MP18-08: Novel Machine Learning Algorithms are Accurate and Noninferior to Human Experts in Predicting Subjective Patient Outcomes Following Third Line Therapy for Overactive Bladder
Friday, May 13, 2022
4:30 PM – 5:45 PM
Location: Room 222
Glenn T. Werneburg*, Cleveland, OH, Eric Werneburg, Stony Brook, NY, Howard Goldman, Cleveland, OH, Andrew Mullhaupt, Stony Brook, NY, Sandip Vasavada, Cleveland, OH
Introduction: We demonstrated machine learning (ML) algorithms accurately predict objective outcomes following third-line treatment for overactive bladder (OAB). Importantly, objective improvements (e.g. leak number) do not necessarily translate to subjective improvements, and thus here we developed ML algorithms to predict patient-reported subjective improvement in bladder leakage and function following OnabotulinumtoxinA (OBTX-A) or sacral neuromodulation (SNM) for OAB. We hypothesized algorithms would exhibit noninferiority to human experts.
Methods: ROSETTA datasets for OAB patients randomized to OBTX-A or SNM were obtained from NICHD. Novel ML algorithms, using reproducing kernel techniques, were trained and tasked to predict improvement in bladder leakage and function measured by Patient Global Impression of Improvement (PGI-I), a robust and valid patient-reported outcome measure of improvement following OAB treatment in a subset of patients in which algorithms were blinded to outcomes.
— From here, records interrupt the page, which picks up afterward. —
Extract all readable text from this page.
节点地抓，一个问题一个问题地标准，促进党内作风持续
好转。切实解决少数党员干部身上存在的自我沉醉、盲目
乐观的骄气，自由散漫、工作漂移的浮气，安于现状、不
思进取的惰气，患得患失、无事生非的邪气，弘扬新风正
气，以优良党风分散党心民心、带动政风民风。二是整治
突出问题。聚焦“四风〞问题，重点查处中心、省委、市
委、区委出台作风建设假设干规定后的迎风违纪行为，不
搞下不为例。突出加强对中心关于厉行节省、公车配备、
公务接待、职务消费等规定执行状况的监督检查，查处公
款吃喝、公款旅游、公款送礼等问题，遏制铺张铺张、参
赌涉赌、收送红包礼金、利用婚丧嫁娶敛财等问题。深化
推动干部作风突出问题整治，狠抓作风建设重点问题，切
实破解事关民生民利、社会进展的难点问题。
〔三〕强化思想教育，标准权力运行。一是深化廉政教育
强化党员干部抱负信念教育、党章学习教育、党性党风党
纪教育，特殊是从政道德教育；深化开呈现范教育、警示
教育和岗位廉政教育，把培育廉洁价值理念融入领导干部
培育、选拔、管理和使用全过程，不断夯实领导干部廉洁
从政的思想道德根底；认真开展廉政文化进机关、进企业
Blinded expert FPMRS urologists given the same data also predicted outcomes. ROC curves with AUC and 95% CI were generated.
Results: Top algorithms exhibited excellent predictive accuracy for bladder function improvement in patients who underwent both OBTX-A (yellow; AUC 0.86, CI: 0.77–0.99, figure left) and SNM (AUC 0.96, CI: 0.88–1.0, figure right), and were noninferior to expert FPMRS urologists (purple and blue; Figure left: OBTX-A; Figure right: SNM). Top algorithms also exhibited excellent predictive accuracy for bladder leakage improvement in patients who underwent both OBTX-A (AUC 0.75, CI: 0.58–0.90) and SNM (AUC 0.80, CI: 0.62–0.98), and were noninferior to experts.
Conclusions: Novel ML algorithms were accurate and noninferior to experts in prediction of patient-reported subjective improvements in bladder function and leakage in OAB. Objective outcomes do not necessarily translate to subjective improvement, and thus patient-reported outcomes are an optimal outcome measure. ML algorithms generated using the described novel techniques may complement clinical judgement in patient counseling, and their generalizability to other scenarios within and outside urology is promising and warrants investigation.